An extensible task specification and compiler for local and distributed workflows.
To install with test dependencies, in a virtual environment with Python >= 3.10, run:
$ pip install -e ".[test]"
In ecoscope-workflows
, tasks (python functions) are composed into DAGs
via compilation specs defined in YAML. These specs can then be compiled
to various targets including serial Python scripts (to run locally) and Airflow DAGs (to run on Kubernetes),
via the ecoscope-workflows
CLI.
The extensible task registry supports registration of user-defined and third-party tasks.
Data connections are a special type of parameter that can be provided to a task, which automatically resolves a client for an external data source at runtime from pre-configured fields and/or environment variables.

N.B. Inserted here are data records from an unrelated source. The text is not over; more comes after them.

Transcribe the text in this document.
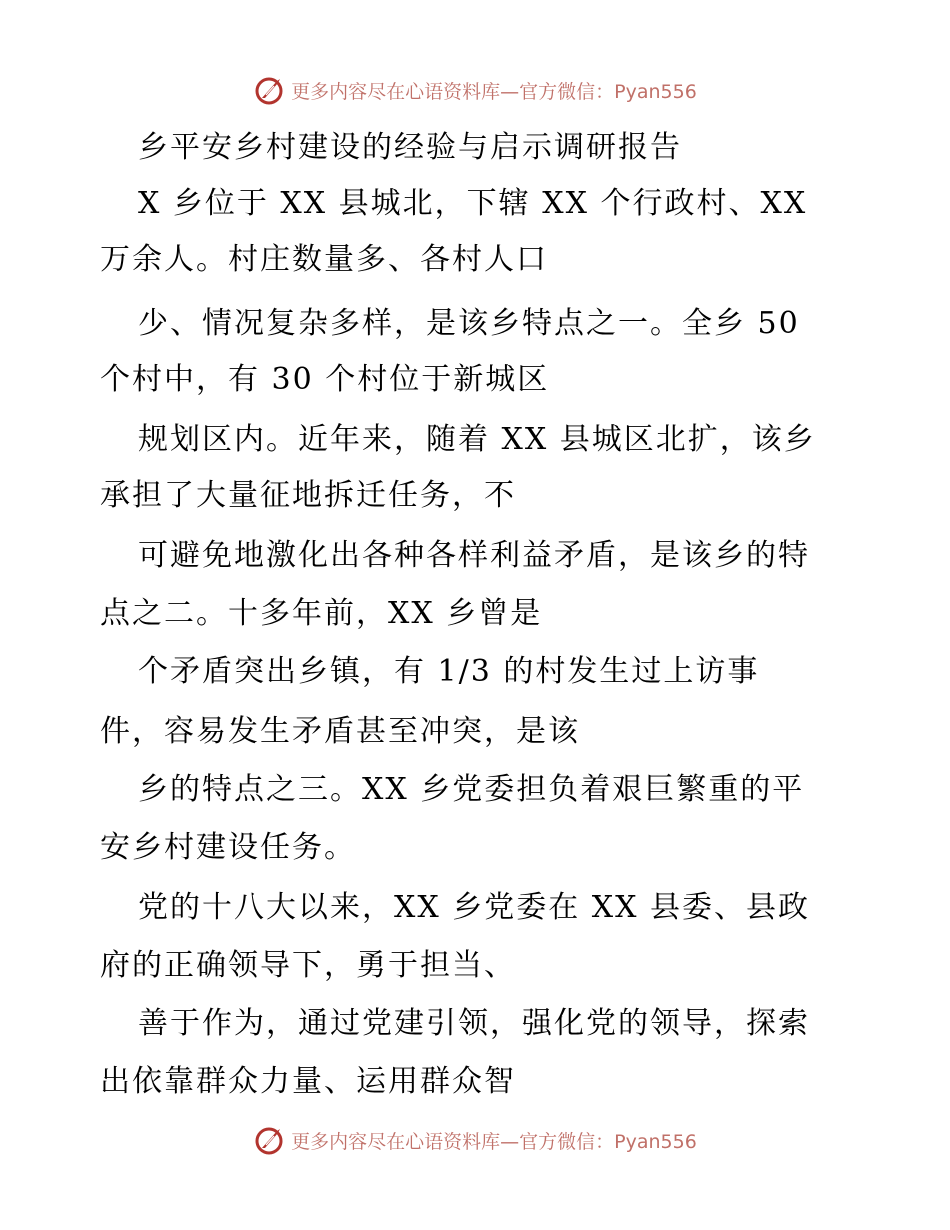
更多内容尽在心语资料库—官方微信：Pyan556
乡平安乡村建设的经验与启示调研报告
X 乡位于 XX 县城北，下辖 XX 个行政村、XX
万余人。村庄数量多、各村人口
少、情况复杂多样，是该乡特点之一。全乡 50
个村中，有 30 个村位于新城区
规划区内。近年来，随着 XX 县城区北扩，该乡
承担了大量征地拆迁任务，不
可避免地激化出各种各样利益矛盾，是该乡的特
点之二。十多年前，XX 乡曾是
个矛盾突出乡镇，有 1/3 的村发生过上访事
件，容易发生矛盾甚至冲突，是该
乡的特点之三。XX 乡党委担负着艰巨繁重的平
安乡村建设任务。
党的十八大以来，XX 乡党委在 XX 县委、县政
府的正确领导下，勇于担当、
善于作为，通过党建引领，强化党的领导，探索
出依靠群众力量、运用群众智
更多内容尽在心语资料库—官方微信：Pyan556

Tasks are strongly-typed Python functions wrapping a unit of work to be completed as the node of a Directed Acyclic Graph (DAG). In pseudocode, with comments describing the key features of a task definition:
# python's builtin annotated type let's us attach extra metadata to
# function parameters, such as descriptions which can be used if the
# task is to be configured through a form-based web interface. it is
# also essential to leverage pydantic's validation machinery.

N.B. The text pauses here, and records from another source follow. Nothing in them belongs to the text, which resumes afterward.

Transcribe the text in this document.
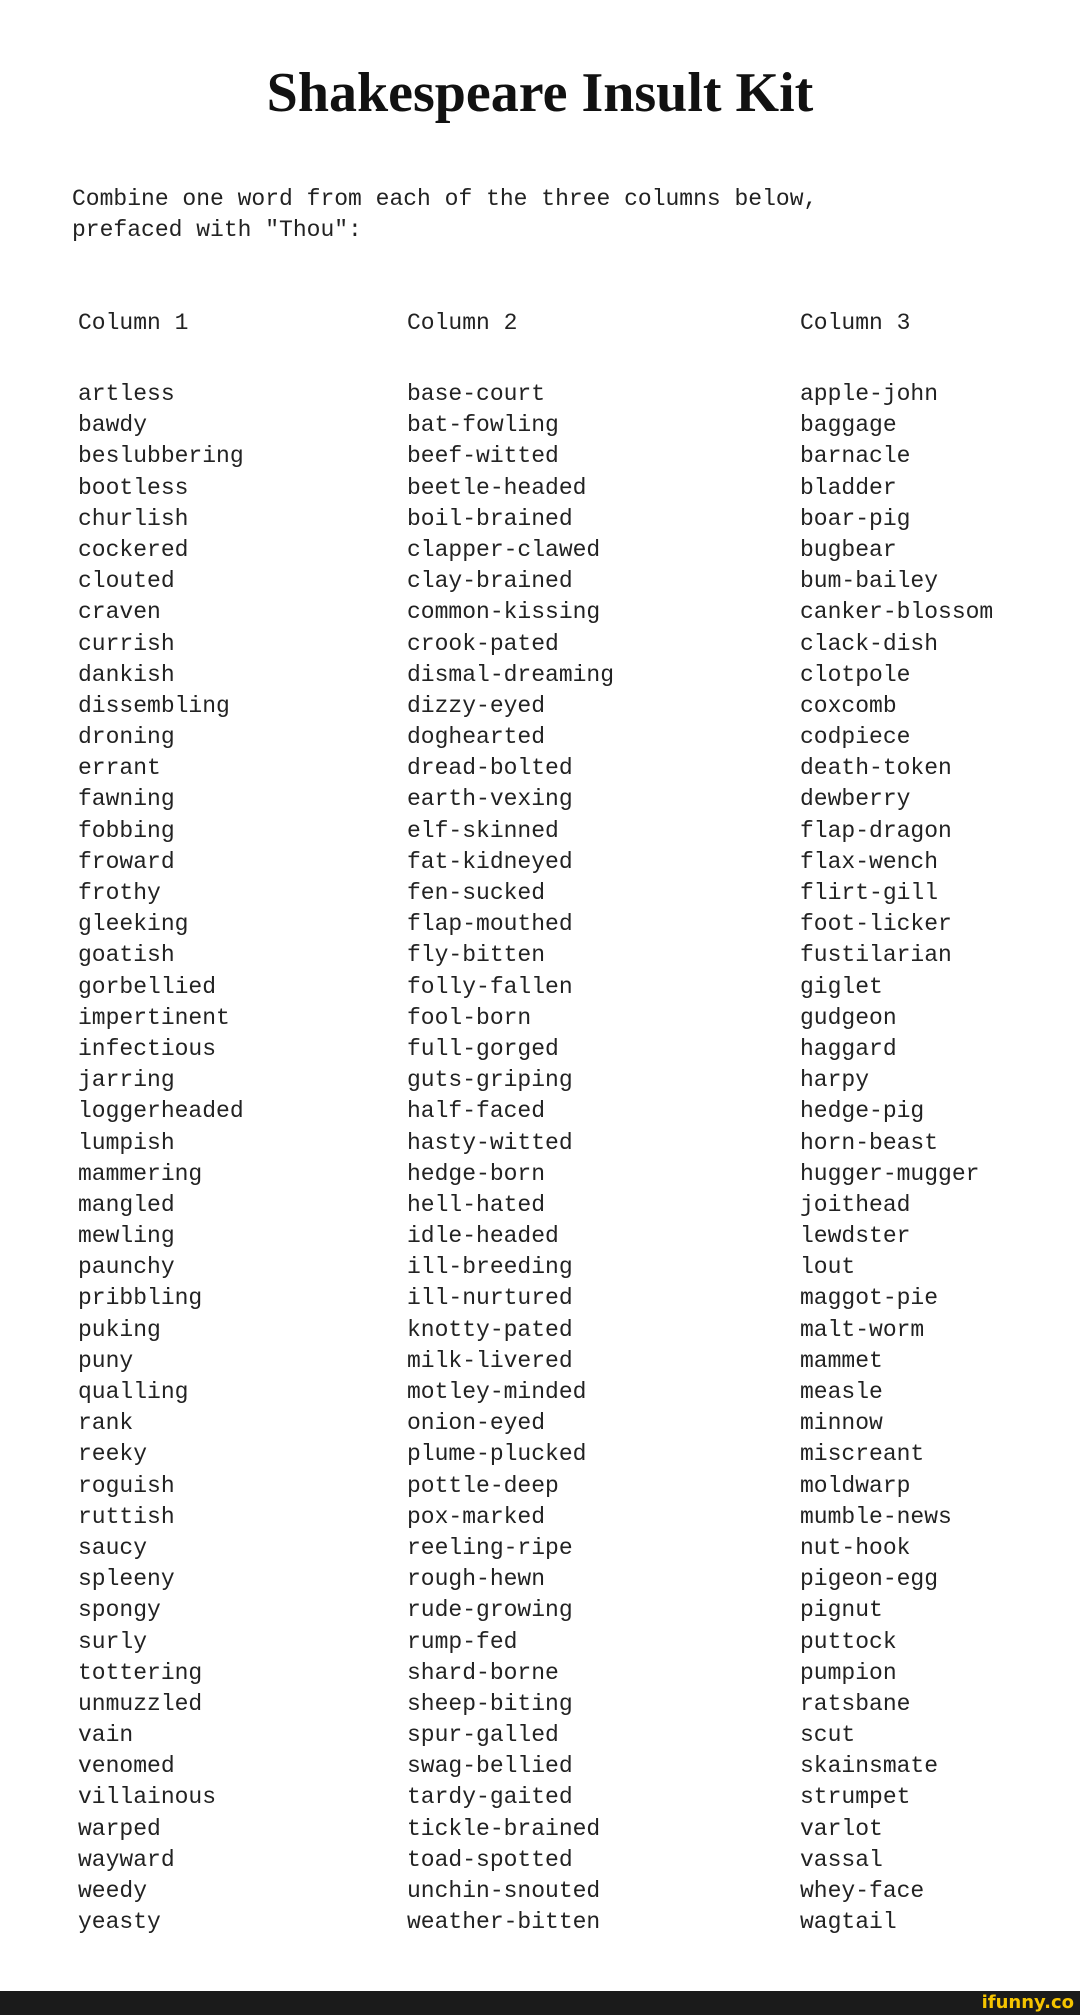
Shakespeare Insult Kit
Combine one word from each of the three columns below,
prefaced with "Thou":
Column 1
artless
bawdy
beslubbering
bootless
churlish
cockered
clouted
craven
currish
dankish
dissembling
droning
errant
fawning
fobbing
froward
frothy
gleeking
goatish
gorbellied
impertinent
infectious
jarring
loggerheaded
lumpish
mammering
mangled
mewling
paunchy
pribbling
puking
puny
qualling
rank
reeky
roguish
ruttish
saucy
spleeny
spongy
surly
tottering
unmuzzled
vain
venomed
villainous
warped
wayward
weedy
yeasty
Column 2
base-court
bat-fowling
beef-witted
beetle-headed
boil-brained
clapper-clawed
clay-brained
common-kissing
crook-pated
dismal-dreaming
dizzy-eyed
doghearted
dread-bolted
earth-vexing
elf-skinned
fat-kidneyed
fen-sucked
flap-mouthed
fly-bitten
folly-fallen
fool-born
full-gorged
guts-griping
half-faced
hasty-witted
hedge-born
hell-hated
idle-headed
ill-breeding
ill-nurtured
knotty-pated
milk-livered
motley-minded
onion-eyed
plume-plucked
pottle-deep
pox-marked
reeling-ripe
rough-hewn
rude-growing
rump-fed
shard-borne
sheep-biting
spur-galled
swag-bellied
tardy-gaited
tickle-brained
toad-spotted
unchin-snouted
weather-bitten
Column 3
apple-john
baggage
barnacle
bladder
boar-pig
bugbear
bum-bailey
canker-blossom
clack-dish
clotpole
coxcomb
codpiece
death-token
dewberry
flap-dragon
flax-wench
flirt-gill
foot-licker
fustilarian
giglet
gudgeon
haggard
harpy
hedge-pig
horn-beast
hugger-mugger
joithead
lewdster
lout
maggot-pie
malt-worm
mammet
measle
minnow
miscreant
moldwarp
mumble-news
nut-hook
pigeon-egg
pignut
puttock
pumpion
ratsbane
scut
skainsmate
strumpet
varlot
vassal
whey-face
wagtail
ifunny.co
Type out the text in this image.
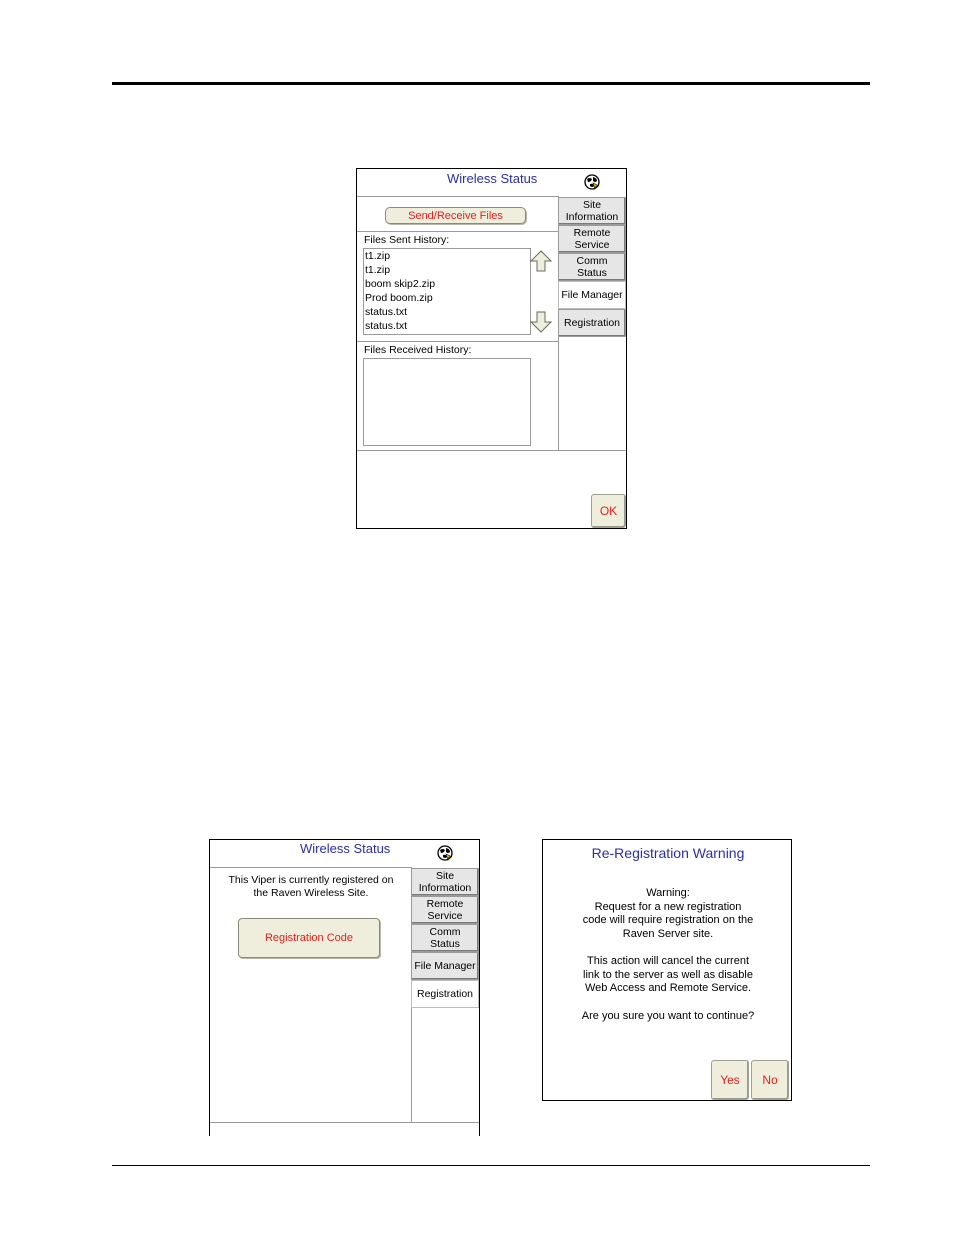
Wireless Status
Send/Receive Files
Files Sent History:
t1.zip
t1.zip
boom skip2.zip
Prod boom.zip
status.txt
status.txt
Files Received History:
Site
Information
Remote
Service
Comm
Status
File Manager
Registration
OK
Wireless Status
This Viper is currently registered on
the Raven Wireless Site.
Registration Code
Site
Information
Remote
Service
Comm
Status
File Manager
Registration
Re-Registration Warning
Warning:
Request for a new registration
code will require registration on the
Raven Server site.
This action will cancel the current
link to the server as well as disable
Web Access and Remote Service.
Are you sure you want to continue?
Yes	No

from typing import Annotated
# we leverage pydantic to augment that function metadata for ease of
# introspection and type parsing/coercion in the distributed context
from pydantic import Field
# we define some of our own custom subscriptable annotations as well.
# the `DataFrame` type allows us to require input and output data to
# our task conforms to expected schemas
from ecoscope_workflows.annotations import DataFrame
# finally, our `@distributed` decorator gives us the ability to auto-
# magically deserialize inputs and/or serialize outputs to the task,
# if the workflow compilation target requires it. also, it lets us
# attach top-level metadata to the task such as an `image`, container
# resource requirements, and `tags` for sorting and categorization.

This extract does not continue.